Enfin, dans une confusion mentale évifente, sa Sainteté s'est vraiment trompée dans son affirmation finale que la réponse à la première ou à la deuxième question du journaliste est «dans le Catéchisme de l'Eglise catholique».
Non.
Les questions étaient sur la façon dont les parlementaires catholiques devraient voter. La réponse à cela n'est pas dans le Catéchisme. On la trouve en fait dans le document de 2003 de la CDF dont Sa Sainteté «ne se souvient pas» et qu'il rejette sans autre forme de procès. Comment un parlementaire catholique doit voter sur cette question, Sainteté, était l'une des très bonnes raisons pour lesquelles le document de la CDF de 2003 a été publié. C'était comme une sorte de «mise à jour» du catéchisme, parce que le catéchisme n'avait pas abordé cette question critique.
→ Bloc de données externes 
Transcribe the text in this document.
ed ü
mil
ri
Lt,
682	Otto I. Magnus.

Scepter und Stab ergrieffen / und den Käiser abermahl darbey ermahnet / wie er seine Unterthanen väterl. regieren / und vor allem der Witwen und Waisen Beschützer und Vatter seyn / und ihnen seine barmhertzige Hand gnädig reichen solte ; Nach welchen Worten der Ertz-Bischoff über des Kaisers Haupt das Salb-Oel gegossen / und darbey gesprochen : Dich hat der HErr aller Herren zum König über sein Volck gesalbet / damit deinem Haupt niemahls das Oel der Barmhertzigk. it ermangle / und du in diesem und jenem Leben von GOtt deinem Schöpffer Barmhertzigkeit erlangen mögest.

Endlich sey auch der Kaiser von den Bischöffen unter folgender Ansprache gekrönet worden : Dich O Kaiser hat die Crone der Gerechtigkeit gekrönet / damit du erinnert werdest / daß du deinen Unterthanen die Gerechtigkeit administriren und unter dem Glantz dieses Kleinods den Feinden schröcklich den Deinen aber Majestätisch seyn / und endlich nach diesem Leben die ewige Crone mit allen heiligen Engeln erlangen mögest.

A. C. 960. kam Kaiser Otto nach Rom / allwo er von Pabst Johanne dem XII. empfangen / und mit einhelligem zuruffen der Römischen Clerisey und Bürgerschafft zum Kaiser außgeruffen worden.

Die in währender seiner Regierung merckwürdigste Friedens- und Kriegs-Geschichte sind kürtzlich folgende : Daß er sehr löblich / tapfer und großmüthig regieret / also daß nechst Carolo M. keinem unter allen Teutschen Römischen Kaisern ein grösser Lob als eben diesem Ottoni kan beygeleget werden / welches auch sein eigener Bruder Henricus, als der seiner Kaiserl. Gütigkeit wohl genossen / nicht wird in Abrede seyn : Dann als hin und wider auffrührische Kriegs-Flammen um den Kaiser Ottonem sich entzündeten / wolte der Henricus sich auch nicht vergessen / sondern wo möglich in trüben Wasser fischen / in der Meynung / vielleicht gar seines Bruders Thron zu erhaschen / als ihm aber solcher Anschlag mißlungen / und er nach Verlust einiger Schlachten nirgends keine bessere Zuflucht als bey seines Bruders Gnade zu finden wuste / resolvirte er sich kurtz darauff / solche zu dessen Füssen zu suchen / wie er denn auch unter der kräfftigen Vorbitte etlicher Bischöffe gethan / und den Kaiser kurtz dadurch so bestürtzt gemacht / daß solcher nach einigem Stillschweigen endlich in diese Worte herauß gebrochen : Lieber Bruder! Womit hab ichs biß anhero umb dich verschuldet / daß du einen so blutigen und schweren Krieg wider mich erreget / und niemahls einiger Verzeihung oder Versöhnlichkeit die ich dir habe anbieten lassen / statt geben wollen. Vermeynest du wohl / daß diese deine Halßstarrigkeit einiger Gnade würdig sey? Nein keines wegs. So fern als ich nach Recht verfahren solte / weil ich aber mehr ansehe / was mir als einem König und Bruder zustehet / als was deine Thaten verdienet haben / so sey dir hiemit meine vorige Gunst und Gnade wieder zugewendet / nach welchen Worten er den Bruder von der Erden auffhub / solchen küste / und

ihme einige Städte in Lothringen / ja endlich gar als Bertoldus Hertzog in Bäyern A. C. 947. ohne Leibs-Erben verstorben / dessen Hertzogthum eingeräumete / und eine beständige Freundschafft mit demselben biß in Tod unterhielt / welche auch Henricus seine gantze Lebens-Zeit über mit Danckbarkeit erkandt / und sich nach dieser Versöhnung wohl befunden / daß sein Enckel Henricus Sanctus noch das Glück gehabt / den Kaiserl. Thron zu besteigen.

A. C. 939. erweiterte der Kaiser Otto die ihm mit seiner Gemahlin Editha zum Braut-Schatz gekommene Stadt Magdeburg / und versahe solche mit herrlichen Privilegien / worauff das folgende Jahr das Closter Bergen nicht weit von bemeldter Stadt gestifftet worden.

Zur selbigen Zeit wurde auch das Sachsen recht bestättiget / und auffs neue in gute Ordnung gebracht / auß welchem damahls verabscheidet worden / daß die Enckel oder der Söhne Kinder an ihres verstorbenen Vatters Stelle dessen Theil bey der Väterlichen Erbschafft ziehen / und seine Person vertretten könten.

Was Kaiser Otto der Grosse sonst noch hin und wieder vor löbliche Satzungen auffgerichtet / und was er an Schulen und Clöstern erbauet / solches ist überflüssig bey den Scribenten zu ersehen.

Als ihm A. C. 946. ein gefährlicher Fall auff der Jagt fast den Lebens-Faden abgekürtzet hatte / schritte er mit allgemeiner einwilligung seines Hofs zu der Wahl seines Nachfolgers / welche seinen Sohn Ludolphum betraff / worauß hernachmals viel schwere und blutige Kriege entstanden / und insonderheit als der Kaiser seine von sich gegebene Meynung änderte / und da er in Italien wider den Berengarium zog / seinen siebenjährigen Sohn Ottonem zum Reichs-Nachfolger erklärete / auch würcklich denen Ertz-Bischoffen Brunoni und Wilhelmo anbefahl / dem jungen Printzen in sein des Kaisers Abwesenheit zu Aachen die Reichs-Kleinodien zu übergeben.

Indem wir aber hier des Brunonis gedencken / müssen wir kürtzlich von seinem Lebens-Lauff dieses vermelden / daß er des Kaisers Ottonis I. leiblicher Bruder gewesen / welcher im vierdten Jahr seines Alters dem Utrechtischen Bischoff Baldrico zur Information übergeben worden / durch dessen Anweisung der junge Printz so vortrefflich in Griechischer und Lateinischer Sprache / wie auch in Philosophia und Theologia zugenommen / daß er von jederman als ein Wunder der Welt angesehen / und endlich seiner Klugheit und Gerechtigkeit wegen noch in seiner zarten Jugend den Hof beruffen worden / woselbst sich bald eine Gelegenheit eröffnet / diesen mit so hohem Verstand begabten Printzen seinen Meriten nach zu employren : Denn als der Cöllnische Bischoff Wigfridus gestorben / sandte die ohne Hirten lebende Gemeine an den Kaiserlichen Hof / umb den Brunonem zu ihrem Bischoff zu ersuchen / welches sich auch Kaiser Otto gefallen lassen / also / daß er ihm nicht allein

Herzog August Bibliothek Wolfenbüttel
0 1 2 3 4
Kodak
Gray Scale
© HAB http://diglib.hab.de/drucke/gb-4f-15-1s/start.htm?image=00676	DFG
En tant que catholique, je suis désolé pour l'Italie et pour vous - et même pour le monde entier - que vous n'ayez pas prêté attention à ce document. En tant qu'évêque, en tant que cardinal, en tant que pape, c'est en fait votre devoir d'être informé à fond sur les verdicts que la CDF a énoncés et donnés sur les questions actuelles. Si des laïcs savent ce que dit ce document - et que vous, vous ne vous en «souvenez» pas - alors cela devrait être une source de préoccupation pour vous - et pour tous ceux dont le soin vous incombe.

Que Dieu aide l'Eglise. Que Dieu aide l'Italie. Que Dieu nous aide tous.